Because ACTA is intended to create new global IP enforcement norms above those in the 1994 agreement on Trade Related Aspects of IP, it threatens citizens' access to knowledge across the world. With that in mind, this week we are inviting expert commentators from other countries to share their perspective on how ACTA is likely to affect their national law and policy, and their citizens' rights. We will also be highlighting commentary and analysis from others following ACTA in negotiating countries.

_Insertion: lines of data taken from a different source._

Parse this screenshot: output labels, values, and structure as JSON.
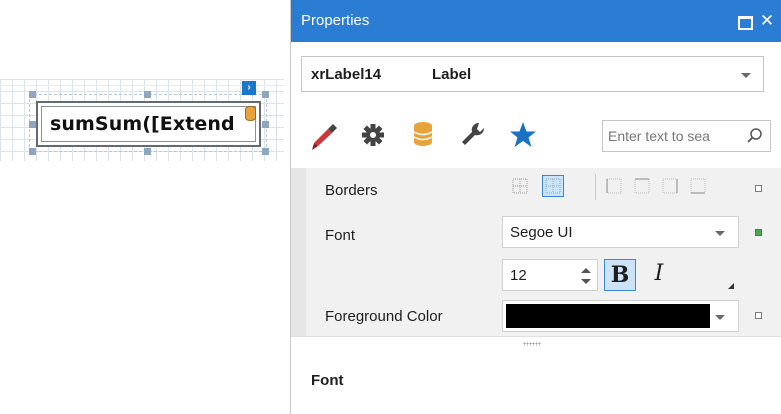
{
  "designer": {
    "label_text": "sumSum([Extend"
  },
  "properties_panel": {
    "title": "Properties",
    "object_selector": {
      "name": "xrLabel14",
      "type": "Label"
    },
    "tabs": [
      {
        "icon": "brush-icon",
        "active": true
      },
      {
        "icon": "gear-icon",
        "active": false
      },
      {
        "icon": "database-icon",
        "active": false
      },
      {
        "icon": "wrench-icon",
        "active": false
      },
      {
        "icon": "star-icon",
        "active": false
      }
    ],
    "search": {
      "placeholder": "Enter text to sea"
    },
    "properties": {
      "borders_label": "Borders",
      "font_label": "Font",
      "font_family": "Segoe UI",
      "font_size": "12",
      "bold_label": "B",
      "italic_label": "I",
      "foreground_label": "Foreground Color",
      "foreground_color": "#000000"
    },
    "description_title": "Font"
  },
  "colors": {
    "title_bar": "#2b7cd3",
    "accent": "#1b78c8",
    "star": "#1b72c2",
    "brush_red": "#d13438",
    "database": "#e8a33a"
  }
}
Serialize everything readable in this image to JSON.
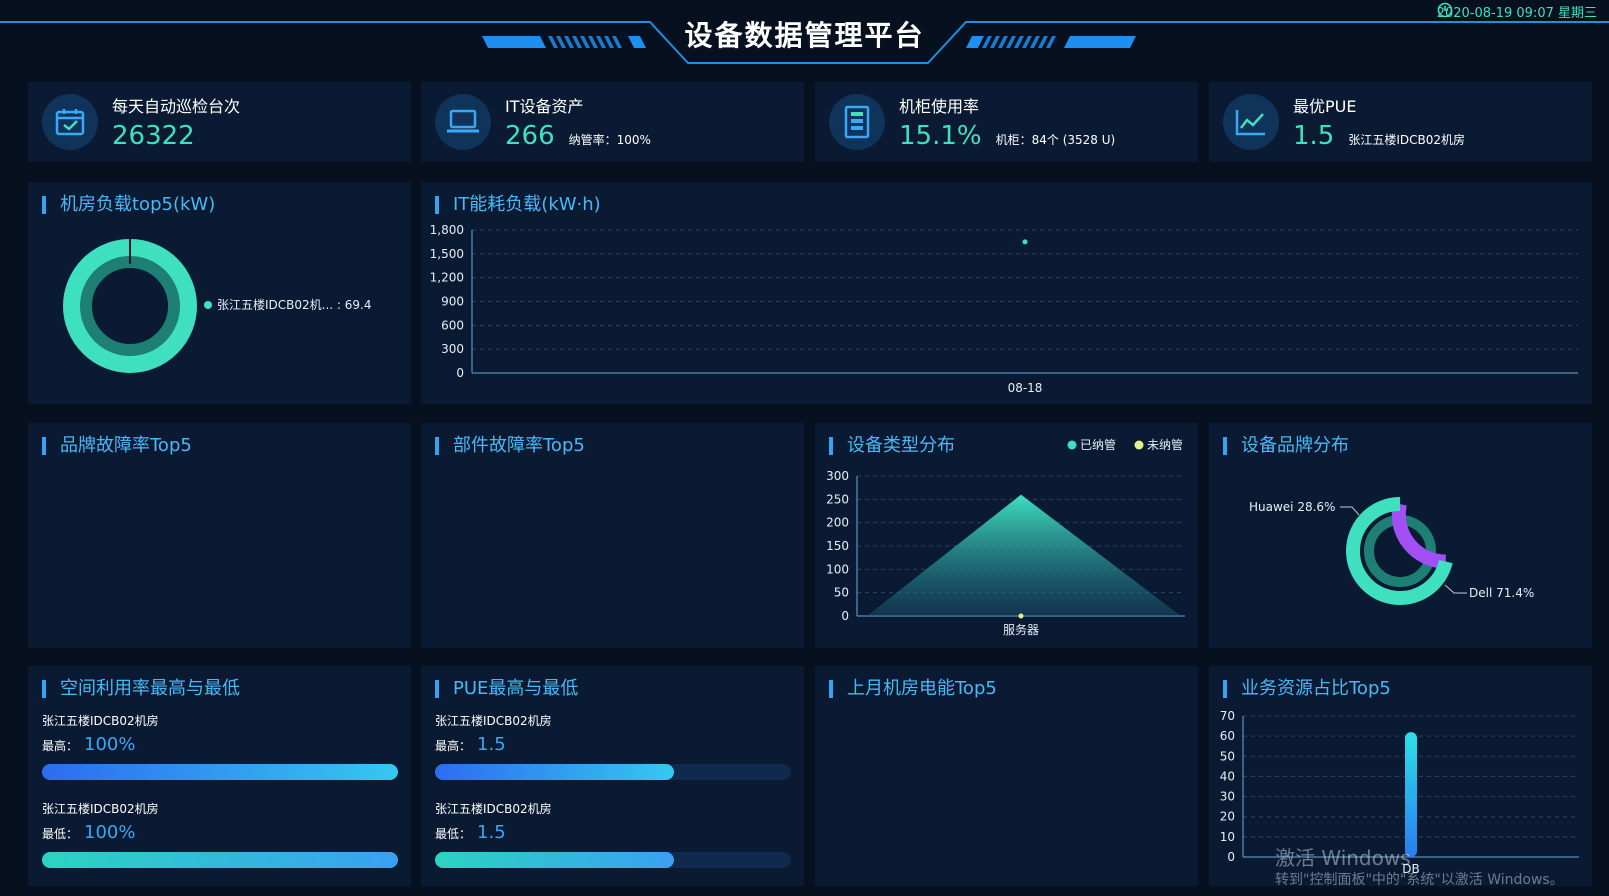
{
  "header": {
    "title": "设备数据管理平台",
    "datetime": "2020-08-19 09:07 星期三"
  },
  "stats": [
    {
      "label": "每天自动巡检台次",
      "value": "26322",
      "sub": "",
      "icon": "calendar-check-icon"
    },
    {
      "label": "IT设备资产",
      "value": "266",
      "sub": "纳管率：100%",
      "icon": "laptop-icon"
    },
    {
      "label": "机柜使用率",
      "value": "15.1%",
      "sub": "机柜：84个 (3528 U)",
      "icon": "cabinet-icon"
    },
    {
      "label": "最优PUE",
      "value": "1.5",
      "sub": "张江五楼IDCB02机房",
      "icon": "line-chart-icon"
    }
  ],
  "panels": {
    "room_load": "机房负载top5(kW)",
    "it_energy": "IT能耗负载(kW·h)",
    "brand_fault": "品牌故障率Top5",
    "part_fault": "部件故障率Top5",
    "device_type": "设备类型分布",
    "device_brand": "设备品牌分布",
    "space_util": "空间利用率最高与最低",
    "pue_range": "PUE最高与最低",
    "last_month_power": "上月机房电能Top5",
    "biz_resource": "业务资源占比Top5"
  },
  "room_load_legend": "张江五楼IDCB02机... : 69.4",
  "device_type_legend": {
    "managed": "已纳管",
    "unmanaged": "未纳管"
  },
  "brand_labels": {
    "huawei": "Huawei 28.6%",
    "dell": "Dell 71.4%"
  },
  "space": {
    "high": {
      "location": "张江五楼IDCB02机房",
      "label": "最高：",
      "value": "100%",
      "fraction": 1.0
    },
    "low": {
      "location": "张江五楼IDCB02机房",
      "label": "最低：",
      "value": "100%",
      "fraction": 1.0
    }
  },
  "pue": {
    "high": {
      "location": "张江五楼IDCB02机房",
      "label": "最高：",
      "value": "1.5",
      "fraction": 0.67
    },
    "low": {
      "location": "张江五楼IDCB02机房",
      "label": "最低：",
      "value": "1.5",
      "fraction": 0.67
    }
  },
  "watermark": {
    "line1": "激活 Windows",
    "line2": "转到\"控制面板\"中的\"系统\"以激活 Windows。"
  },
  "colors": {
    "accent": "#3fe0c0",
    "blue": "#36a2f0",
    "purple": "#a24ff5",
    "panel": "#0a1a33"
  },
  "chart_data": [
    {
      "type": "pie",
      "title": "机房负载top5(kW)",
      "labels": [
        "张江五楼IDCB02机房"
      ],
      "values": [
        69.4
      ]
    },
    {
      "type": "line",
      "title": "IT能耗负载(kW·h)",
      "x": [
        "08-18"
      ],
      "y": [
        1650
      ],
      "ylim": [
        0,
        1800
      ],
      "yticks": [
        0,
        300,
        600,
        900,
        1200,
        1500,
        1800
      ],
      "grid": true
    },
    {
      "type": "area",
      "title": "设备类型分布",
      "categories": [
        "服务器"
      ],
      "series": [
        {
          "name": "已纳管",
          "values": [
            260
          ]
        },
        {
          "name": "未纳管",
          "values": [
            0
          ]
        }
      ],
      "ylim": [
        0,
        300
      ],
      "yticks": [
        0,
        50,
        100,
        150,
        200,
        250,
        300
      ]
    },
    {
      "type": "pie",
      "title": "设备品牌分布",
      "labels": [
        "Huawei",
        "Dell"
      ],
      "values": [
        28.6,
        71.4
      ]
    },
    {
      "type": "bar",
      "title": "业务资源占比Top5",
      "categories": [
        "DB"
      ],
      "values": [
        62
      ],
      "ylim": [
        0,
        70
      ],
      "yticks": [
        0,
        10,
        20,
        30,
        40,
        50,
        60,
        70
      ]
    }
  ]
}
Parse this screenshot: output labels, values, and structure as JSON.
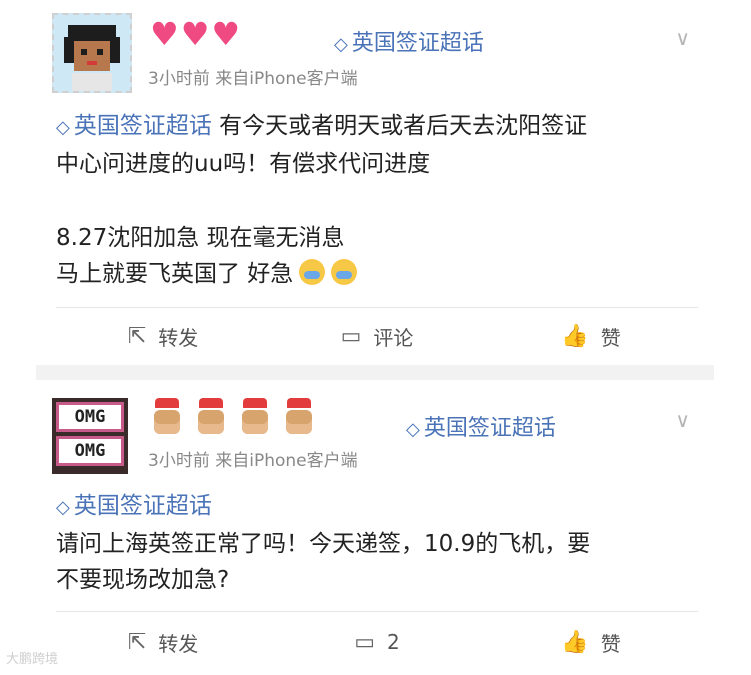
{
  "posts": [
    {
      "avatar": "pixel-portrait",
      "badges": "♥♥♥",
      "topic": "英国签证超话",
      "meta": "3小时前  来自iPhone客户端",
      "inline_topic": "英国签证超话",
      "lines_a": [
        "有今天或者明天或者后天去沈阳签证",
        "中心问进度的uu吗！有偿求代问进度"
      ],
      "lines_b": [
        "8.27沈阳加急 现在毫无消息",
        "马上就要飞英国了 好急"
      ],
      "actions": {
        "repost": "转发",
        "comment": "评论",
        "like": "赞"
      }
    },
    {
      "avatar_text": [
        "OMG",
        "OMG"
      ],
      "topic": "英国签证超话",
      "meta": "3小时前  来自iPhone客户端",
      "inline_topic": "英国签证超话",
      "lines_a": [
        "请问上海英签正常了吗！今天递签，10.9的飞机，要",
        "不要现场改加急?"
      ],
      "actions": {
        "repost": "转发",
        "comment": "2",
        "like": "赞"
      }
    }
  ],
  "icons": {
    "topic": "diamond-icon",
    "chevron": "chevron-down-icon",
    "repost": "repost-icon",
    "comment": "comment-icon",
    "like": "thumb-up-icon"
  },
  "colors": {
    "topic": "#4a73b8",
    "heart": "#f04a82"
  },
  "watermark": "大鹏跨境"
}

ACTA has been on the radar of CIPPIC since the negotiations for the nebulous trade agreement were first announced. CIPPIC’s very first submission to the Canadian government on the topic (in April of 2008) identified three concerns: (1) venue, (2) process, and (3) substance.
On venue and process, we had concerns about any process outside of traditional international multilateral intellectual property forum, and particularly about a process whose content was to be deliberately hidden from public view (although not, even in ACTA’s earliest days, from view of senior rightsholders). ACTA’s lack of transparency was troubling from the start. And where was the articulation of any justification for the agreement in the first place? No one ever pointed to a remedial failing of participants’ intellectual property statutes that required a new international trade agreement to address.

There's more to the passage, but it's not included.